Why the Grinspoon Foundation is providing even more camp funding this year.
Last March, nobody knew if Jewish sleepaway camps would open for the summer. But the Harold Grinspoon Foundation — known for its support of Jewish camping, and for its PJ Library free book program — did know one thing, said Winnie Sandler Grinspoon, the foundation’s president: Camps would need a lot of financial support either way. The foundation and other donors responded with “All Together Now,” a matching grant program through which camps were able to raise an additional $16 million, and now they’re offering a second round.
Grinspoon spoke with eJewishPhilanthropy’s Helen Chernikoff about the initiative, and how she sees government and philanthropy best working together. The interview has been edited for length and clarity.
Helen Chernikoff: Tell us about All Together Now 2021.
Winnie Sandler Grinspoon: When you think about the pandemic and how it’s affecting camps, it’s not just a one-summer problem. A loss of revenue for the entire camp field in 2020 will have ramifications for the camps for quite some time. Beyond that, the pandemic isn’t over, so camps are currently preparing with tremendous uncertainty for this upcoming summer. We were inspired by the community effort that came together last summer, but we know we can’t be complacent.
HC: What’s giving you hope right now?
WSG: The fact that 13,000 individuals were inspired to make a meaningful philanthropic gift to a camp last summer showed the community just how much people value the Jewish camp experience, and what it offers to our kids, our grandkids, our neighbors’ kids. Camps discovered, really for the first time, just how many people were willing to prioritize camp in that way. Many people converted what they had already paid for camp into a donation, and for many it was the largest philanthropic gift they ever made. Also, during the pandemic, PJ Library launched in two new languages — German in Germany, Switzerland and Austria, and Portuguese in Brazil. PJ Library is operating in 30 countries and six languages.
HC: What are the concerns that keep you up at night?
WSG: I run positive. It’s my personality, and I work to further programs that share the joys of Jewish life and Jewish community. I do continue to be saddened by acts of antisemitism. I’ll tell you a story. My husband’s a physician, and 30 years ago, when he was in training, he came home and told me that a patient with a swastika tattoo demanded another doctor. “No dirty Jew is going to treat me!” That kind of thing. I now have a son who’s in medical school, and he mentioned that he treated a patient in the emergency room who had an SS tattoo. It worries me and it saddens me that 30 years later this is still a reality. And so my hope is that we can figure out how to build bridges among communities, and educate, and reach a different place.
HC: Is there an area of philanthropy that’s just emerging that feels important?
WSG: I’m excited to see in Israel the development of donor-advised funds, and the creation of incentives for philanthropy in Israeli society. Philanthropy has a role to play in all aspects of the community, whether through direct giving, through impact investing, through public-private partnerships, through the sharing of expertise and ideas. I see philanthropy as working creatively, often with more flexibility than other efforts, to solve problems or to assist in the solving of problems.

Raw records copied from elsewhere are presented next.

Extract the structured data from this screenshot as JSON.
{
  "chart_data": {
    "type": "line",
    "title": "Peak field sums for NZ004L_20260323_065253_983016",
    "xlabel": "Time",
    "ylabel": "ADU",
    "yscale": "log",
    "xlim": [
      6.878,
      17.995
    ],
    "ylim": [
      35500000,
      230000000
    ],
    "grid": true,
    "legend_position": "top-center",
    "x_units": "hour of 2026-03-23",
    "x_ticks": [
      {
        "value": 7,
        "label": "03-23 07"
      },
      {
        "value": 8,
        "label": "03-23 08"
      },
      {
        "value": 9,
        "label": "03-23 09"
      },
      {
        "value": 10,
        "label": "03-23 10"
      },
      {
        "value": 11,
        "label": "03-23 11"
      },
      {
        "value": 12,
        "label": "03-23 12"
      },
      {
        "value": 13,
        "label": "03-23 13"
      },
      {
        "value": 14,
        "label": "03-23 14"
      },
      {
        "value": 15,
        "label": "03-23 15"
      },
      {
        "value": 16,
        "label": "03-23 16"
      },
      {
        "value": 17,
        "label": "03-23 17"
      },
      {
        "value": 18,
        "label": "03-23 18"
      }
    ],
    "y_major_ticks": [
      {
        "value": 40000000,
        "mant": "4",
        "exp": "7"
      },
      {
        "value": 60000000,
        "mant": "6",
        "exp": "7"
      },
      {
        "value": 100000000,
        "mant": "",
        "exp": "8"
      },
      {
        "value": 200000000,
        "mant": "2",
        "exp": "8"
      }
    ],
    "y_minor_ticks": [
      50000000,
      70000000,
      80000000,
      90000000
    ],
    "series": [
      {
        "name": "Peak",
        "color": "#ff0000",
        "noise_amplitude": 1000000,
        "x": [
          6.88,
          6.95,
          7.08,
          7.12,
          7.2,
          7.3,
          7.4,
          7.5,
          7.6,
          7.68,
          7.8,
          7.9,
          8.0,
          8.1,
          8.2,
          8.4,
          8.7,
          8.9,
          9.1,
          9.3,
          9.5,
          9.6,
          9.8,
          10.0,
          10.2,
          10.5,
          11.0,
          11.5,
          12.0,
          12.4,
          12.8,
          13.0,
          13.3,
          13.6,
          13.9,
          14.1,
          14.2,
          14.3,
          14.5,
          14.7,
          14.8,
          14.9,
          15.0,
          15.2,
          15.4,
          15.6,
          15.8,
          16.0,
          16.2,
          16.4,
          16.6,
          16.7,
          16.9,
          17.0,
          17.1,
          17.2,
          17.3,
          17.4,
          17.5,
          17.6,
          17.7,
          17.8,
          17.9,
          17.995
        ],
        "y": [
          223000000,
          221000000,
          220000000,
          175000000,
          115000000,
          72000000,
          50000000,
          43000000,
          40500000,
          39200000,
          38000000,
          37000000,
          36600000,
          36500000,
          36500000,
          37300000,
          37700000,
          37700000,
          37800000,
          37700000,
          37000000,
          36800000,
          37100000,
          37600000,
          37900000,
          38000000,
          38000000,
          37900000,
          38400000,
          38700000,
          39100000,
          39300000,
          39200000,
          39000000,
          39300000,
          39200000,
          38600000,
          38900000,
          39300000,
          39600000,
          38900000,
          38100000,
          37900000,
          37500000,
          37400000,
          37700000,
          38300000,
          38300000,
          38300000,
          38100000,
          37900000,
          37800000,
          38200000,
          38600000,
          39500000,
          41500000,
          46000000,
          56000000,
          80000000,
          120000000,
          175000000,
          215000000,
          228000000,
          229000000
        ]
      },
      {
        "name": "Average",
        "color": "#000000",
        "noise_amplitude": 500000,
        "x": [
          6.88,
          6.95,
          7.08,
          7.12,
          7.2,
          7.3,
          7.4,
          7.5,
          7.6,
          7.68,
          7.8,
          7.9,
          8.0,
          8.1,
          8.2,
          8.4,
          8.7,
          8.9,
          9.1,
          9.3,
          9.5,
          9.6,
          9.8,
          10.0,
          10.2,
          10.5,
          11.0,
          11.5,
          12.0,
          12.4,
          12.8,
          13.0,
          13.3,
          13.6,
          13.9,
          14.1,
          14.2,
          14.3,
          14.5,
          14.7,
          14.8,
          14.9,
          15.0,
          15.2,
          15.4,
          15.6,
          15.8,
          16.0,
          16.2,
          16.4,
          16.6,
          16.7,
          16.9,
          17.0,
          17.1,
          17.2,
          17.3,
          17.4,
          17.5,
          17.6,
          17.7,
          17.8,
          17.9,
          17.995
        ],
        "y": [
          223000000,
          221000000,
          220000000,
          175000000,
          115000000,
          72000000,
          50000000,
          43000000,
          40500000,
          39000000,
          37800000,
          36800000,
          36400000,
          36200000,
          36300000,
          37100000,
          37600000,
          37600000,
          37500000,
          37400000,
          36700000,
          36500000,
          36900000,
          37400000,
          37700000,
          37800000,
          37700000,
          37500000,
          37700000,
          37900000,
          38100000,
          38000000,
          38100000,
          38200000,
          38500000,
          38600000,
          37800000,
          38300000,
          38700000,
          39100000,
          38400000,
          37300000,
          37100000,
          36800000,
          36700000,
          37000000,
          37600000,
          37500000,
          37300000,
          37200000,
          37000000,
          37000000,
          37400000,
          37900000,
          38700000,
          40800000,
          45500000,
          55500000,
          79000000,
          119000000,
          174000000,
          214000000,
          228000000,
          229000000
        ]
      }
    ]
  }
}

HC: Can you say more about how public-private partnerships should work?
WSG: Philanthropy has shown up in all different facets of handling the coronavirus, whether it’s been long-term support of researchers or research institutions to helping efforts to get PPE [Personal Protective Equipment] to physicians and healthcare workers, to really creative ideas like paying for transportation to help get healthcare workers to work. Philanthropy can fill in gaps that exist in government support. Another that might be inspiring to talk about in this article: In Israel, the PJ Library is called “Sifriyat Pijama,” and it’s in partnership with the Ministry of Education. Half of the costs is covered by the ministry, half is covered by HGF and some others. We take care of operations; the ministry provides not only financial support but trains teachers in the classroom to leverage the program. We both bring something important to the project, and together we’ll be able to provide books. We do it in Hebrew and in Arabic. We bring books to all of Israel’s children. We’re not changing the policy of the Ministry of Education, we’re looking for synergy. Philanthropy works really well, in my opinion, when there are shared goals, and we come together and operate in ways that take advantage of our unique assets.
HC: How did you find your calling?
WSG: I was busy with my law career, and then I had my first child. Suddenly I was thinking about how my husband and I were going to raise and educate our kids, and what role Jewish life would play in all of that. I hadn’t had a Jewish education myself, so I didn’t know how I would pass on more than the basics. So I began to learn, and I also started buying Jewish storybooks to read with my kids. When my father-in-law asked me to leave my law career to lead the foundation and its signature program, PJ Library, it was an easy decision.
HC: What do you read or do to fuel your creativity?
WSG: I find inspiration in obituaries and the stories they tell of lives well-lived. This week’s inspiration comes from the life stories of Sir Captain Thomas Moore, and Hassidic rabbi and psychiatrist Abraham Twerski. Whether it is walking laps at age 100 or writing some 80 books on the religious and the scientific, these men used their unique abilities to be a light in the world.